FSDPStrategy¶

class lightning_fabric.strategies.FSDPStrategy(accelerator=None, parallel_devices=None, cluster_environment=None, checkpoint_io=None, precision=None, process_group_backend=None, timeout=datetime.timedelta(seconds=1800), cpu_offload=None, backward_prefetch=None, mixed_precision=None, activation_checkpointing=None, **kwargs)[source]¶

Bases: lightning_fabric.strategies.parallel.ParallelStrategy, lightning_fabric.strategies.strategy._Sharded

Strategy for Fully Sharded Data Parallel provided by torch.distributed.

Warning

FSDPStrategy is in BETA and subject to change. The interface can bring breaking changes and new features with the next release of PyTorch.

Fully Sharded Training shards the entire model across all available GPUs, allowing you to scale model size, whilst using efficient communication to reduce overhead. In practice, this means we can remain at parity with PyTorch DDP, whilst scaling our model sizes dramatically. The technique is similar to ZeRO-Stage 3.

For more information check out.

Defaults have been set and options have been exposed, but may require configuration based on your level of memory/speed efficiency. We suggest having a look at this tutorial for more information.

Parameters:

cpu_offload¶ (Union[bool, CPUOffload, None]) – Enable offloading parameters and gradients to CPU to save GPU memory at the cost of speed. You can also pass a config: cpu_offload=CPUOffload(offload_params=True). Note that this currently implicitly enables gradient offloading to CPU in order for parameters and gradients to be on same device to work with the optimizer. This API is subject to change. Default: no offoading
backward_prefetch¶ (Optional[BackwardPrefetch]) – This is an experimental feature that is subject to change in the near future. It allows users to enable two different backward prefetching algorithms to help backward communication and computation overlapping. The pros and cons of each algorithm is explained in the class BackwardPrefetch.
mixed_precision¶ (Optional[MixedPrecision]) – Mixed Precision config. By default, Lightning will enable FP16 if precision=16 or BF16 if precision=bf16 unless a config is passed in. This is only available in PyTorch 1.12 and later.
activation_checkpointing¶ (Union[Type[Module], List[Type[Module]], None]) – A single layer or a list of layer classes for which you want to enable activation checkpointing. This is typically your transformer block (including attention + feed-forward). Enabling this can free up a significant amount of memory at the cost of speed since activations in these layers need to be recomputed during backpropagation.
**kwargs¶ (Any) – Optional keywoard arguments passed to the FSDP context manager which will configure the FSDP class when wrapping modules.
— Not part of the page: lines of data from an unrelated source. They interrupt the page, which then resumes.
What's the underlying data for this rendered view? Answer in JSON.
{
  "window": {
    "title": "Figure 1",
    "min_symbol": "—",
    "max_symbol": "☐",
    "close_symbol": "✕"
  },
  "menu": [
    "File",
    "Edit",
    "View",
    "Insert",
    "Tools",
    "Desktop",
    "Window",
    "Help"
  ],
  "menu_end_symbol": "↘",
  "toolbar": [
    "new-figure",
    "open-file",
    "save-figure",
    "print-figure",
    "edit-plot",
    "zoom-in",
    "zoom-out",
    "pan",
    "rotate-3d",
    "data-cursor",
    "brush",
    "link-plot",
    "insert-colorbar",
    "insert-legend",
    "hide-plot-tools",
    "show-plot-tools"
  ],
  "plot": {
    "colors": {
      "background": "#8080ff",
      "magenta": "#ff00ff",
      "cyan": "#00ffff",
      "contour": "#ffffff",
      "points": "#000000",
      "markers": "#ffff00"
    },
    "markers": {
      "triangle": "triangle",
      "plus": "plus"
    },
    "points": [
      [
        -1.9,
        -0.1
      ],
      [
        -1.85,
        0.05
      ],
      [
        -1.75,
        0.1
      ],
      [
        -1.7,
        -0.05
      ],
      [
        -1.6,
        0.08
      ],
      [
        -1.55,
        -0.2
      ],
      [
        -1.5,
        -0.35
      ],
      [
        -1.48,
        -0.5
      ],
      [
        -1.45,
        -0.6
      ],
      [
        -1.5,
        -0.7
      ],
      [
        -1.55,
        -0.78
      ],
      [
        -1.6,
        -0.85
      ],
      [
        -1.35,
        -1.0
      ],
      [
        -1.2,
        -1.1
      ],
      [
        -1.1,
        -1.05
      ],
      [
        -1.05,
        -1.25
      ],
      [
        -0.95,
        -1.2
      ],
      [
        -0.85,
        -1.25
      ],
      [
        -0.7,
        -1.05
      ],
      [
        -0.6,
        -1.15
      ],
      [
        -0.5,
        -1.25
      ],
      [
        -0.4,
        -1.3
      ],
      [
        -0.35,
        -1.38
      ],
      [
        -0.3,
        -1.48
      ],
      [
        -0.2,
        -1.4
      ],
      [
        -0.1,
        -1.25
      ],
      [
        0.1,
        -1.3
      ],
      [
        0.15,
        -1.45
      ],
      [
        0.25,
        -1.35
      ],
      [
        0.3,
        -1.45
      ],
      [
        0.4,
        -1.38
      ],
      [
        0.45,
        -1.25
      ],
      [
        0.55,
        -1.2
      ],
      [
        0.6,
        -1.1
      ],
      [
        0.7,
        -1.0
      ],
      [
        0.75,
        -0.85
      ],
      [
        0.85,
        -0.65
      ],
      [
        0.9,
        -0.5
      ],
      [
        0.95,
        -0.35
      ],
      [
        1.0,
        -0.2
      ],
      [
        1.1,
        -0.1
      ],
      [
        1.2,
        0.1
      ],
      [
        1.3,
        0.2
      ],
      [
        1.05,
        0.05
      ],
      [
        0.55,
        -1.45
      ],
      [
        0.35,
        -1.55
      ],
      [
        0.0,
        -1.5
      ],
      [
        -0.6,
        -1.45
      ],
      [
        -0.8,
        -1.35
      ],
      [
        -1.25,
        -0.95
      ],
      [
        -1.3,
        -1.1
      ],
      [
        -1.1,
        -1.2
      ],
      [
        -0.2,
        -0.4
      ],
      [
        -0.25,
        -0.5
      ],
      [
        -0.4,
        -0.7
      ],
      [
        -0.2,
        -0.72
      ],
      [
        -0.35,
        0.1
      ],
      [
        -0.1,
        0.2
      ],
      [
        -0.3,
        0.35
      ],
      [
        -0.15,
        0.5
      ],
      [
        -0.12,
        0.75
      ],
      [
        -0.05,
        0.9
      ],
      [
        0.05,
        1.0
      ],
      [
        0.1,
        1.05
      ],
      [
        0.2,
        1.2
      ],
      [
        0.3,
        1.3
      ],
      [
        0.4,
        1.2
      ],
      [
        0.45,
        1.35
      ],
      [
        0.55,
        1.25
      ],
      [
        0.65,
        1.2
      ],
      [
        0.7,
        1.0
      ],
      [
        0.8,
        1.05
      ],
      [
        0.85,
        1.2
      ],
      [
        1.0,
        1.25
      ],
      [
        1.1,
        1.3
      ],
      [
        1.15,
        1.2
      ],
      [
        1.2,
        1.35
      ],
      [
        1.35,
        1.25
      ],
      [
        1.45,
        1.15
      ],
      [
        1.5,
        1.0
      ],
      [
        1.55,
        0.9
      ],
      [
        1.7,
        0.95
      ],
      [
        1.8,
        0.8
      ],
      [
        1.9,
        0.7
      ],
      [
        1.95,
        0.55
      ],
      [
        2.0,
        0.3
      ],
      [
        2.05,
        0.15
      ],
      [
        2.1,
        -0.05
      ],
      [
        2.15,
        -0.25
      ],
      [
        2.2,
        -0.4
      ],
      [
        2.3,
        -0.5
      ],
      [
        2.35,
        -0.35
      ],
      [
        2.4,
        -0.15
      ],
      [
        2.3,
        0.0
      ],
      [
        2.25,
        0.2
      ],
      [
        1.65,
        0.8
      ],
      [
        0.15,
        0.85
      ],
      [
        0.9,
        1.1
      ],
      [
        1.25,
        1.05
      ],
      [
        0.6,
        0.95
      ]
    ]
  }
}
all_reduce(tensor, group=None, reduce_op='mean')[source]¶

Reduces the given tensor (e.g. across GPUs/processes).

Parameters:

tensor¶ (Tensor) – the tensor to sync and reduce
group¶ (Optional[Any]) – the process group to reduce
reduce_op¶ (Union[ReduceOp, str, None]) – the reduction operation. Defaults to ‘mean’. Can also be a string ‘sum’ or ReduceOp.

Return type:

Tensor

barrier(*args, **kwargs)[source]¶

Synchronizes all processes which blocks processes until the whole group enters this function.

Parameters:: name¶ – an optional name to pass into barrier.
Return type:: None

broadcast(obj, src=0)[source]¶

Broadcasts an object to all processes.

Parameters:

obj¶ (TypeVar(TBroadcast)) – the object to broadcast
src¶ (int) – source rank

Return type:

TypeVar(TBroadcast)

module_sharded_context()[source]¶

A context manager that goes over the instantiation of an torch.nn.Module and handles sharding of parameters on creation.

By sharding layers directly on instantiation, one can reduce peak memory usage and initialization time.

Return type:: Generator

module_to_device(module)[source]¶

Moves the model to the correct device.

Return type:: None

setup_environment()[source]¶

Setup any processes or distributed connections.

This must be called by the framework at the beginning of every process, before any distributed communication takes place.

Return type:: None

setup_module(module)[source]¶

Wraps the model into a FullyShardedDataParallel module.

Return type:: FullyShardedDataParallel

setup_module_and_optimizers(module, optimizers)[source]¶

Set up a model and multiple optimizers together.

The returned objects are expected to be in the same order they were passed in. The default implementation will call setup_module() and setup_optimizer() on the inputs.

Return type:: Tuple[Module, List[Optimizer]]

setup_optimizer(optimizer)[source]¶

Set up an optimizer for a model wrapped with FSDP.

This setup method doesn’t modify the optimizer or wrap the optimizer. The only thing it currently does is verify that the optimizer was created after the model was wrapped with setup_module() with a reference to the flattened parameters.

Return type:: Optimizer

property distributed_sampler_kwargs: Dict[str, Any]¶

Arguments for the DistributedSampler.

If this method is not defined, or it returns None, then the DistributedSampler will not be used.

property root_device: torch.device¶: Returns the root device.